Day 1:
Seed cells -> should reach approximately 20% confluency the next day (e.g. use 150 μ l (from confluent p10 taken up into 10 ml) per well. 2 ml DMEM per well). It is important that the cells are not clumped together. Use trypsin for at least 5 mins and pipet cells up and down against the dish several times to avoid cells clumping.

Day 2:
Transfection #1 per well:
30-60 min prior to transfection replace DMEM with 1 ml fresh DMEM per well.
75 μ l OMEM 2.5 μ l SilentFect (BioRad). Mix gently by pipetting 3x. Sit RT 2-5 mins.

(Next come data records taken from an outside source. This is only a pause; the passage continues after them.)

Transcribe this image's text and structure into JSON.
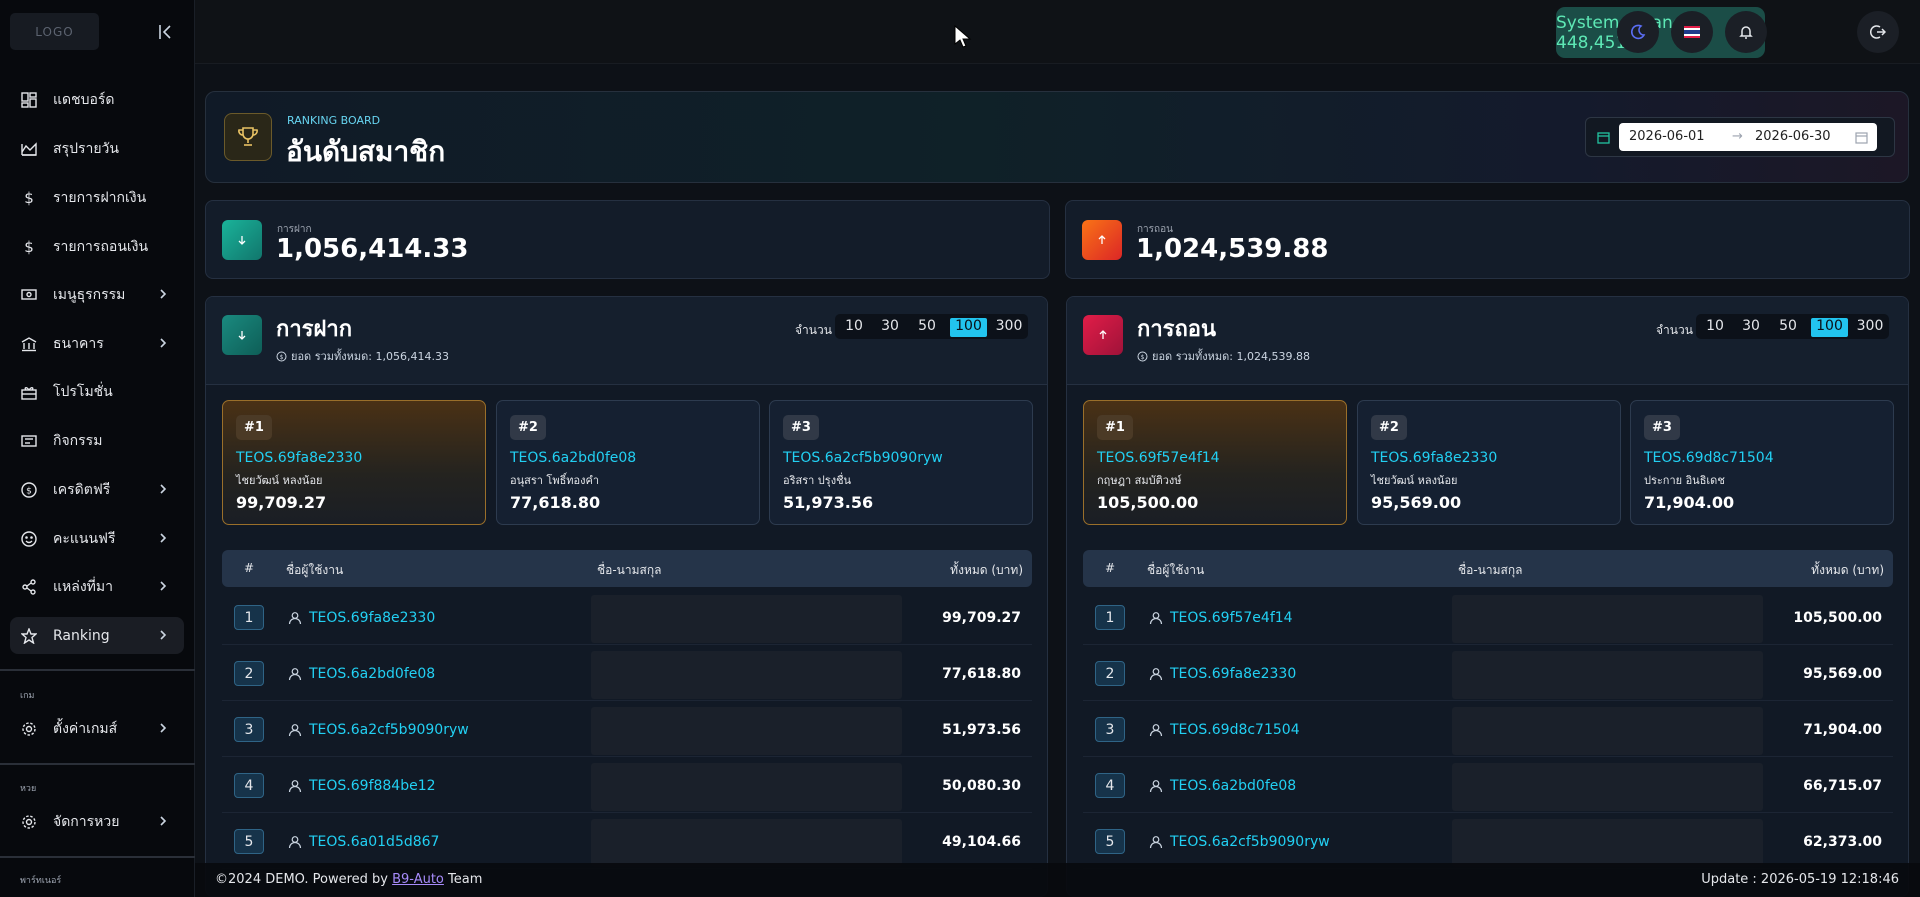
{
  "sidebar": {
    "logo": "LOGO",
    "items": [
      {
        "label": "แดชบอร์ด"
      },
      {
        "label": "สรุปรายวัน"
      },
      {
        "label": "รายการฝากเงิน"
      },
      {
        "label": "รายการถอนเงิน"
      },
      {
        "label": "เมนูธุรกรรม"
      },
      {
        "label": "ธนาคาร"
      },
      {
        "label": "โปรโมชั่น"
      },
      {
        "label": "กิจกรรม"
      },
      {
        "label": "เครดิตฟรี"
      },
      {
        "label": "คะแนนฟรี"
      },
      {
        "label": "แหล่งที่มา"
      },
      {
        "label": "Ranking"
      }
    ],
    "section_game": "เกม",
    "game_settings": "ตั้งค่าเกมส์",
    "section_lotto": "หวย",
    "lotto_manage": "จัดการหวย",
    "section_partner": "พาร์ทเนอร์"
  },
  "topbar": {
    "balance": "System Balance : 448,451.32",
    "separator": "|"
  },
  "hero": {
    "subtitle": "RANKING BOARD",
    "title": "อันดับสมาชิก",
    "date_from": "2026-06-01",
    "date_arrow": "→",
    "date_to": "2026-06-30"
  },
  "stats": {
    "deposit": {
      "label": "การฝาก",
      "value": "1,056,414.33"
    },
    "withdraw": {
      "label": "การถอน",
      "value": "1,024,539.88"
    }
  },
  "panels": {
    "deposit": {
      "title": "การฝาก",
      "total": "ยอด  รวมทั้งหมด: 1,056,414.33",
      "count_label": "จำนวน",
      "counts": [
        "10",
        "30",
        "50",
        "100",
        "300"
      ],
      "top3": [
        {
          "rank": "#1",
          "id": "TEOS.69fa8e2330",
          "name": "ไชยวัฒน์ หลงน้อย",
          "amount": "99,709.27"
        },
        {
          "rank": "#2",
          "id": "TEOS.6a2bd0fe08",
          "name": "อนุสรา โพธิ์ทองคำ",
          "amount": "77,618.80"
        },
        {
          "rank": "#3",
          "id": "TEOS.6a2cf5b9090ryw",
          "name": "อริสรา ปรุงชื่น",
          "amount": "51,973.56"
        }
      ],
      "headers": {
        "no": "#",
        "user": "ชื่อผู้ใช้งาน",
        "name": "ชื่อ-นามสกุล",
        "total": "ทั้งหมด (บาท)"
      },
      "rows": [
        {
          "no": "1",
          "id": "TEOS.69fa8e2330",
          "amount": "99,709.27"
        },
        {
          "no": "2",
          "id": "TEOS.6a2bd0fe08",
          "amount": "77,618.80"
        },
        {
          "no": "3",
          "id": "TEOS.6a2cf5b9090ryw",
          "amount": "51,973.56"
        },
        {
          "no": "4",
          "id": "TEOS.69f884be12",
          "amount": "50,080.30"
        },
        {
          "no": "5",
          "id": "TEOS.6a01d5d867",
          "amount": "49,104.66"
        }
      ]
    },
    "withdraw": {
      "title": "การถอน",
      "total": "ยอด  รวมทั้งหมด: 1,024,539.88",
      "count_label": "จำนวน",
      "counts": [
        "10",
        "30",
        "50",
        "100",
        "300"
      ],
      "top3": [
        {
          "rank": "#1",
          "id": "TEOS.69f57e4f14",
          "name": "กฤษฎา สมบัติวงษ์",
          "amount": "105,500.00"
        },
        {
          "rank": "#2",
          "id": "TEOS.69fa8e2330",
          "name": "ไชยวัฒน์ หลงน้อย",
          "amount": "95,569.00"
        },
        {
          "rank": "#3",
          "id": "TEOS.69d8c71504",
          "name": "ประกาย อินธิเดช",
          "amount": "71,904.00"
        }
      ],
      "headers": {
        "no": "#",
        "user": "ชื่อผู้ใช้งาน",
        "name": "ชื่อ-นามสกุล",
        "total": "ทั้งหมด (บาท)"
      },
      "rows": [
        {
          "no": "1",
          "id": "TEOS.69f57e4f14",
          "amount": "105,500.00"
        },
        {
          "no": "2",
          "id": "TEOS.69fa8e2330",
          "amount": "95,569.00"
        },
        {
          "no": "3",
          "id": "TEOS.69d8c71504",
          "amount": "71,904.00"
        },
        {
          "no": "4",
          "id": "TEOS.6a2bd0fe08",
          "amount": "66,715.07"
        },
        {
          "no": "5",
          "id": "TEOS.6a2cf5b9090ryw",
          "amount": "62,373.00"
        }
      ]
    }
  },
  "footer": {
    "copyright_prefix": "©2024 DEMO. Powered by ",
    "link": "B9-Auto",
    "copyright_suffix": " Team",
    "update": "Update : 2026-05-19 12:18:46"
  }
}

75 μ l OMEM 1.1 μ l siRNA (20 μ M stock => 20 nM final). Mix gently by pippetting 3x.
Combine siRNA and transfection solution. Mix gently by pipetting 3x. No bubbles!
Sit @ RT for 20 mins.
Add dropwise to cells
Incubate O/N

Day 3:
Replenish cells with fresh DMEM (1-2 ml). Be careful with 293 cells. Make sure to preheat and “pre-carbonize” media (omit Pen/Strep!) in a P10 dish in the incubator for 30-60 mins.

Day 4:
Transfection #2 per well:
75 μ l OMEM 5 μ l Lipofectamine 2000. Mix gently by pipetting 3x. Sit RT 5 mins.
75 μ l OMEM 1.1 μ l siRNA (20 μ M stock => 20 nM final). DNA of interest up to 1 μ g.

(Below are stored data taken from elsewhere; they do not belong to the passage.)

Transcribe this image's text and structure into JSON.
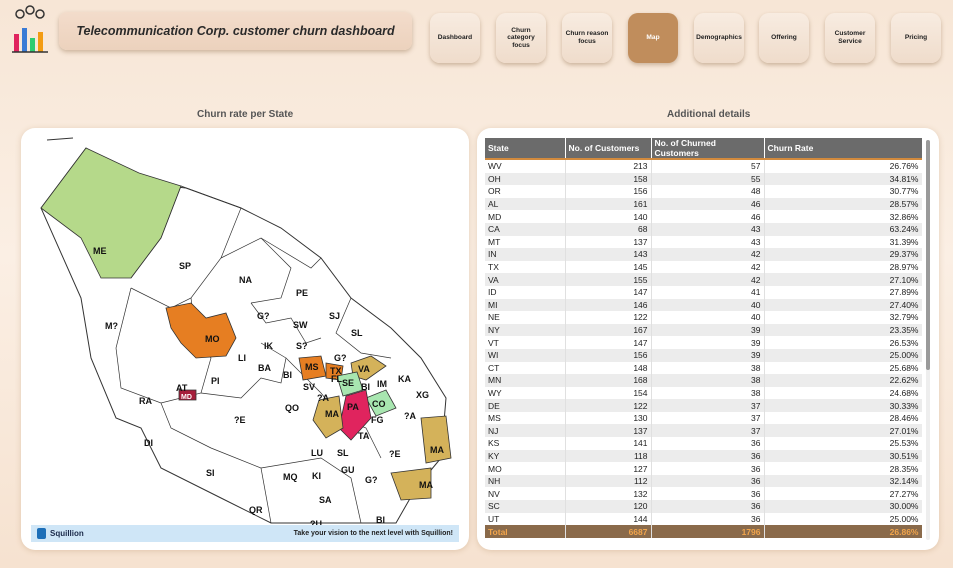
{
  "header": {
    "title": "Telecommunication Corp. customer churn dashboard"
  },
  "nav": [
    {
      "label": "Dashboard",
      "active": false
    },
    {
      "label": "Churn category focus",
      "active": false
    },
    {
      "label": "Churn reason focus",
      "active": false
    },
    {
      "label": "Map",
      "active": true
    },
    {
      "label": "Demographics",
      "active": false
    },
    {
      "label": "Offering",
      "active": false
    },
    {
      "label": "Customer Service",
      "active": false
    },
    {
      "label": "Pricing",
      "active": false
    }
  ],
  "map": {
    "section_title": "Churn rate per State",
    "regions": [
      "ME",
      "SP",
      "NA",
      "PE",
      "M?",
      "SJ",
      "G?",
      "SW",
      "MO",
      "SL",
      "IK",
      "S?",
      "LI",
      "G?",
      "BA",
      "MS",
      "TX",
      "VA",
      "BI",
      "IM",
      "AT",
      "PI",
      "FL",
      "SE",
      "BI",
      "KA",
      "SV",
      "?A",
      "MD",
      "RA",
      "QO",
      "CO",
      "XG",
      "MA",
      "PA",
      "FG",
      "?A",
      "?E",
      "DI",
      "TA",
      "LU",
      "SL",
      "MA",
      "?E",
      "SI",
      "GU",
      "MQ",
      "KI",
      "G?",
      "MA",
      "SA",
      "QR",
      "?U",
      "BI"
    ],
    "footer_brand": "Squillion",
    "footer_tagline": "Take your vision to the next level with Squillion!"
  },
  "table": {
    "section_title": "Additional details",
    "columns": [
      "State",
      "No. of Customers",
      "No. of Churned Customers",
      "Churn Rate"
    ],
    "rows": [
      [
        "WV",
        "213",
        "57",
        "26.76%"
      ],
      [
        "OH",
        "158",
        "55",
        "34.81%"
      ],
      [
        "OR",
        "156",
        "48",
        "30.77%"
      ],
      [
        "AL",
        "161",
        "46",
        "28.57%"
      ],
      [
        "MD",
        "140",
        "46",
        "32.86%"
      ],
      [
        "CA",
        "68",
        "43",
        "63.24%"
      ],
      [
        "MT",
        "137",
        "43",
        "31.39%"
      ],
      [
        "IN",
        "143",
        "42",
        "29.37%"
      ],
      [
        "TX",
        "145",
        "42",
        "28.97%"
      ],
      [
        "VA",
        "155",
        "42",
        "27.10%"
      ],
      [
        "ID",
        "147",
        "41",
        "27.89%"
      ],
      [
        "MI",
        "146",
        "40",
        "27.40%"
      ],
      [
        "NE",
        "122",
        "40",
        "32.79%"
      ],
      [
        "NY",
        "167",
        "39",
        "23.35%"
      ],
      [
        "VT",
        "147",
        "39",
        "26.53%"
      ],
      [
        "WI",
        "156",
        "39",
        "25.00%"
      ],
      [
        "CT",
        "148",
        "38",
        "25.68%"
      ],
      [
        "MN",
        "168",
        "38",
        "22.62%"
      ],
      [
        "WY",
        "154",
        "38",
        "24.68%"
      ],
      [
        "DE",
        "122",
        "37",
        "30.33%"
      ],
      [
        "MS",
        "130",
        "37",
        "28.46%"
      ],
      [
        "NJ",
        "137",
        "37",
        "27.01%"
      ],
      [
        "KS",
        "141",
        "36",
        "25.53%"
      ],
      [
        "KY",
        "118",
        "36",
        "30.51%"
      ],
      [
        "MO",
        "127",
        "36",
        "28.35%"
      ],
      [
        "NH",
        "112",
        "36",
        "32.14%"
      ],
      [
        "NV",
        "132",
        "36",
        "27.27%"
      ],
      [
        "SC",
        "120",
        "36",
        "30.00%"
      ],
      [
        "UT",
        "144",
        "36",
        "25.00%"
      ]
    ],
    "total": [
      "Total",
      "6687",
      "1796",
      "26.86%"
    ]
  },
  "colors": {
    "accent": "#c08d5c",
    "header_gray": "#6b6b6b",
    "total_text": "#f2a54b",
    "map_green": "#b5d98a",
    "map_orange": "#e67e22",
    "map_gold": "#d4b25a",
    "map_red": "#e0245e",
    "map_light_green": "#a8e6b0"
  }
}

Combine siRNA and transfection solution. Mix gently by pipetting 3x. No bubbles!
Sit @ RT for 20 mins.
Add dropwise to cells
Incubate for 48 hrs and assay.
Nota bene: If cells look slightly “worn” at the time of the second txn, exchange media after 24 hrs and incubate for another 24 hrs and assay. Be careful when using 293 cells, they come off easily!